Luego nos quedo pasar al atardecer, del Salar de Arizaro al Salar de Antofalla por un cruce de montaña increíble que termina en un caracol impagable donde se baja de 4.200 msnm a 3.000 msnm en apenas 1,5 Km. Manuel nos esperaba en Antofalla con todo armado, menos la comida, (porque no quería que se pase la carne).
En seguida nos repartimos las habitaciones y nos sentamos a comer un corderito espectacular (las costillitas estaban buenísimas) con una ensalada “de lo que me quedo “ improvisada de cebolla y ajíes verdes y rojos.
El miércoles nos fuimos levantando de a poco y desayunamos tranquilos en un día que se preveía tranquilo.
Fuimos descubriendo las formas de Antofalla, este hermoso pueblito escondido entre montañas al borde de uno de los salares mas bonitos de nuestro país.

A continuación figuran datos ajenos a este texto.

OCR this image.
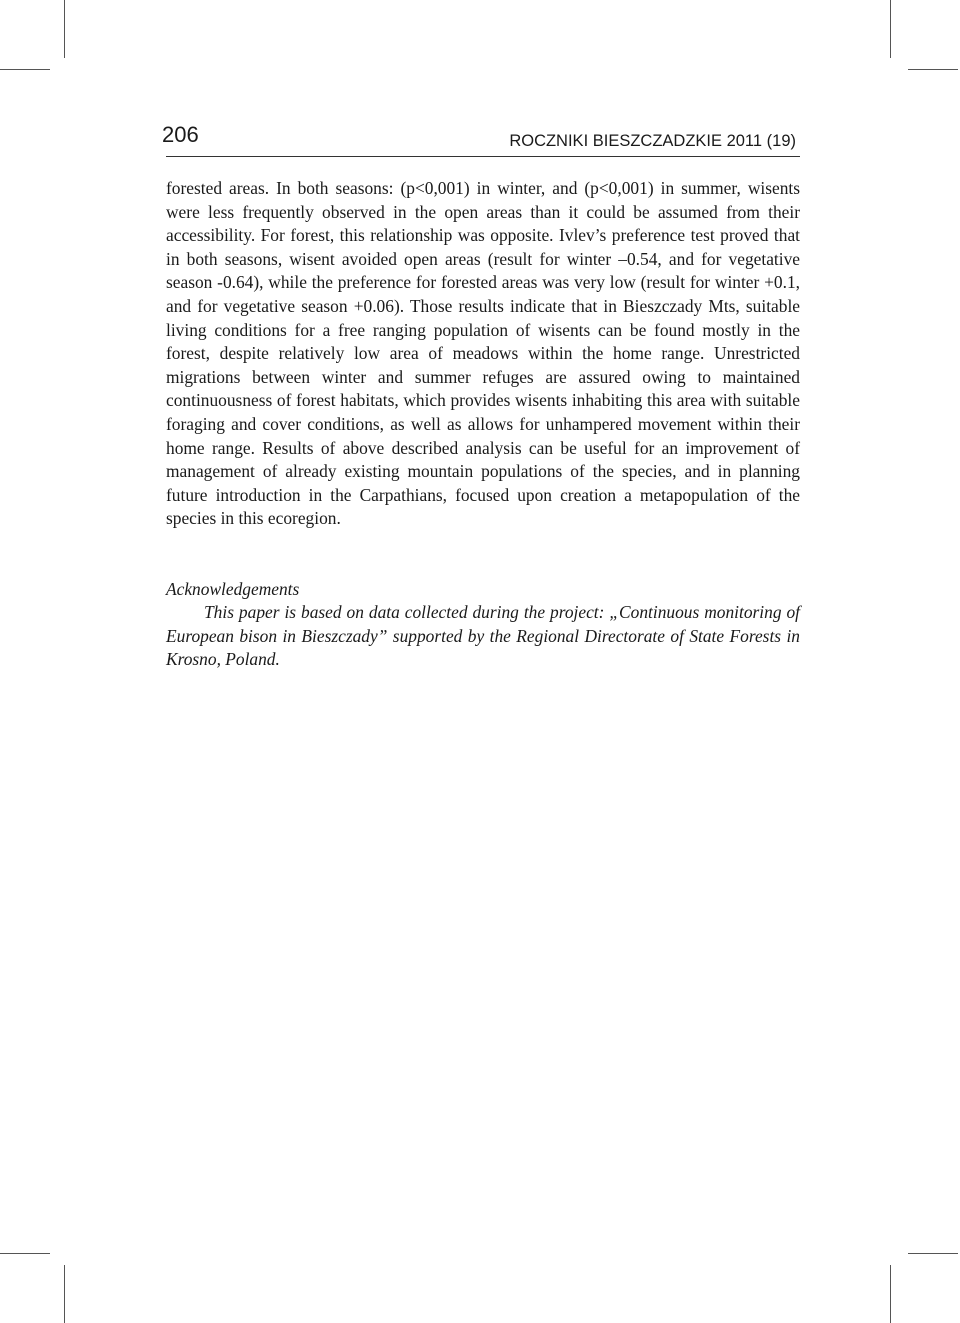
206	ROCZNIKI BIESZCZADZKIE 2011 (19)

forested areas. In both seasons: (p<0,001) in winter, and (p<0,001) in summer, wisents were less frequently observed in the open areas than it could be assumed from their accessibility. For forest, this relationship was opposite. Ivlev’s preference test proved that in both seasons, wisent avoided open areas (result for winter –0.54, and for vegetative season -0.64), while the preference for forested areas was very low (result for winter +0.1, and for vegetative season +0.06). Those results indicate that in Bieszczady Mts, suitable living conditions for a free ranging population of wisents can be found mostly in the forest, despite relatively low area of meadows within the home range. Unrestricted migrations between winter and summer refuges are assured owing to maintained continuousness of forest habitats, which provides wisents inhabiting this area with suitable foraging and cover conditions, as well as allows for unhampered movement within their home range. Results of above described analysis can be useful for an improvement of management of already existing mountain populations of the species, and in planning future introduction in the Carpathians, focused upon creation a metapopulation of the species in this ecoregion.

Acknowledgements

This paper is based on data collected during the project: „Continuous monitoring of European bison in Bieszczady” supported by the Regional Directorate of State Forests in Krosno, Poland.
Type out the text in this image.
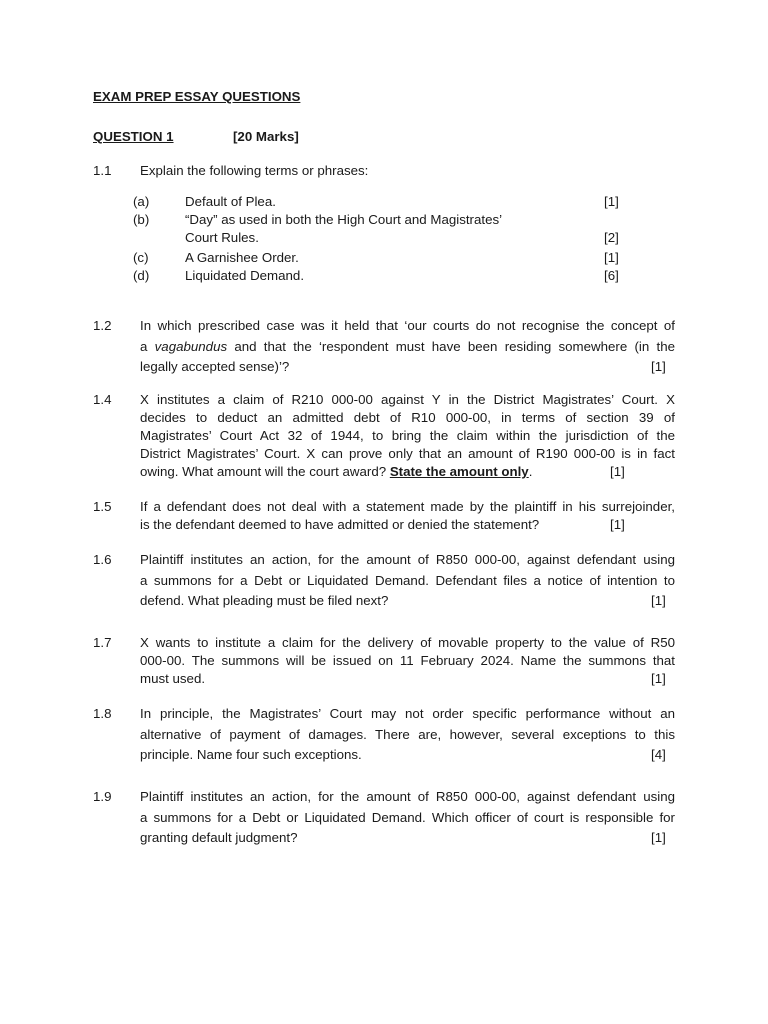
EXAM PREP ESSAY QUESTIONS
QUESTION 1	[20 Marks]
1.1 Explain the following terms or phrases:
(a)	Default of Plea.	[1]
(b)	“Day” as used in both the High Court and Magistrates’
Court Rules.	[2]
(c)	A Garnishee Order.	[1]
(d)	Liquidated Demand.	[6]
1.2 In which prescribed case was it held that ‘our courts do not recognise the concept of
a vagabundus and that the ‘respondent must have been residing somewhere (in the
legally accepted sense)’?	[1]
1.4 X institutes a claim of R210 000-00 against Y in the District Magistrates’ Court. X
decides to deduct an admitted debt of R10 000-00, in terms of section 39 of
Magistrates’ Court Act 32 of 1944, to bring the claim within the jurisdiction of the
District Magistrates’ Court. X can prove only that an amount of R190 000-00 is in fact
owing. What amount will the court award? State the amount only.	[1]
1.5 If a defendant does not deal with a statement made by the plaintiff in his surrejoinder,
is the defendant deemed to have admitted or denied the statement?	[1]
1.6 Plaintiff institutes an action, for the amount of R850 000-00, against defendant using
a summons for a Debt or Liquidated Demand. Defendant files a notice of intention to
defend. What pleading must be filed next?	[1]
1.7 X wants to institute a claim for the delivery of movable property to the value of R50
000-00. The summons will be issued on 11 February 2024. Name the summons that
must used.	[1]
1.8 In principle, the Magistrates’ Court may not order specific performance without an
alternative of payment of damages. There are, however, several exceptions to this
principle. Name four such exceptions.	[4]
1.9 Plaintiff institutes an action, for the amount of R850 000-00, against defendant using
a summons for a Debt or Liquidated Demand. Which officer of court is responsible for
granting default judgment?	[1]
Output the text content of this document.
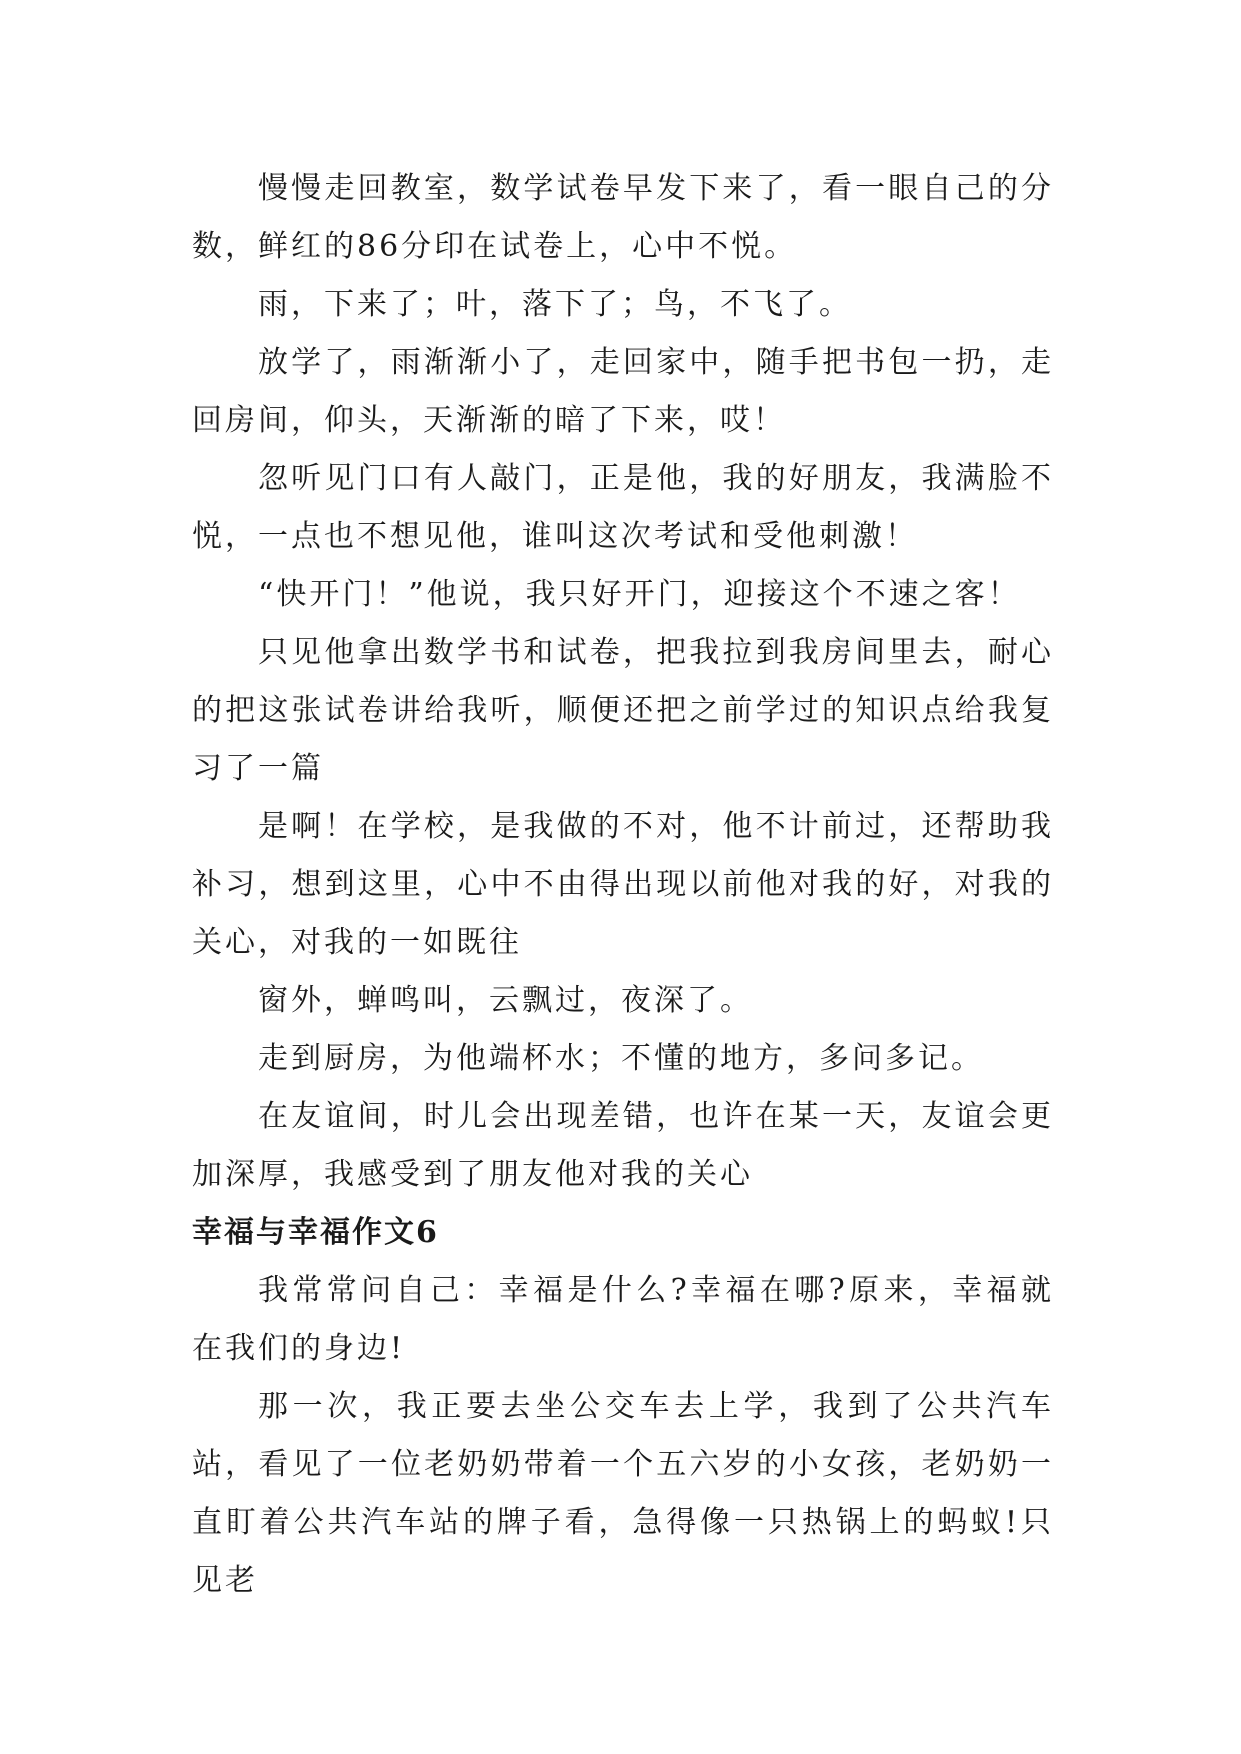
慢慢走回教室，数学试卷早发下来了，看一眼自己的分数，鲜红的86分印在试卷上，心中不悦。

雨，下来了；叶，落下了；鸟，不飞了。

放学了，雨渐渐小了，走回家中，随手把书包一扔，走回房间，仰头，天渐渐的暗了下来，哎！

忽听见门口有人敲门，正是他，我的好朋友，我满脸不悦，一点也不想见他，谁叫这次考试和受他刺激！

“快开门！”他说，我只好开门，迎接这个不速之客！

只见他拿出数学书和试卷，把我拉到我房间里去，耐心的把这张试卷讲给我听，顺便还把之前学过的知识点给我复习了一篇

是啊！在学校，是我做的不对，他不计前过，还帮助我补习，想到这里，心中不由得出现以前他对我的好，对我的关心，对我的一如既往

窗外，蝉鸣叫，云飘过，夜深了。

走到厨房，为他端杯水；不懂的地方，多问多记。

在友谊间，时儿会出现差错，也许在某一天，友谊会更加深厚，我感受到了朋友他对我的关心

幸福与幸福作文6

我常常问自己：幸福是什么?幸福在哪?原来，幸福就在我们的身边!

那一次，我正要去坐公交车去上学，我到了公共汽车站，看见了一位老奶奶带着一个五六岁的小女孩，老奶奶一直盯着公共汽车站的牌子看，急得像一只热锅上的蚂蚁!只见老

La ubicamos a Mirta, la directora de la escuela de Antofalla y le hicimos entrega de varias cosas que le llevamos para los chicos. Y ella nos invito a conocer la escuela y a los chicos.
La buscamos a Tatiana, una nena de 10 años que conocimos en viajes anteriores para darle unos lentes que ella necesita y que gentilmente dono Martín Acebras de Óptica Molinari y lamentablemente no estaba en el pueblo.
Había ido a ver a unos parientes en Antofagasta así que veríamos la posibilidad de encontrarla allá.
Por las dudas le dejamos a su abuela los 2 anteojos con sus correspondientes estuches y los 2 juegos de vidrios de reemplazo que nos mando gentilmente Martín, para que la nena tenga lentes para rato.

Nuestro guía Adolfo no estaba esperándonos en Antofalla, tal como habíamos quedado y Manuel no sabia nada de el, así que seguimos con nuestro itinerario.
De camino entramos a los Ojos del Campo...una serie de pequeñas lagunas de colores diferentes en medio del Salar de Antofalla que asombran e intrigan y nos dejan el interrogante de saber el porque de sus colores. Además nos paso algo extraño que nunca nos había ocurrido.
Encontramos un Flamenco Rosado que en soledad se resistía a alejarse.
Levantaba vuelo ante nuestra cercanía pero volvía al mismo lugar y fue allí que nos dimos cuenta que estaba protegiendo su nido tardío, el huevo era el motivo de su soledad y del porque no había emigrado aun.
Pudimos sacarle fotografías sin molestar demasiado al ave y sin tocar absolutamente nada de su nido.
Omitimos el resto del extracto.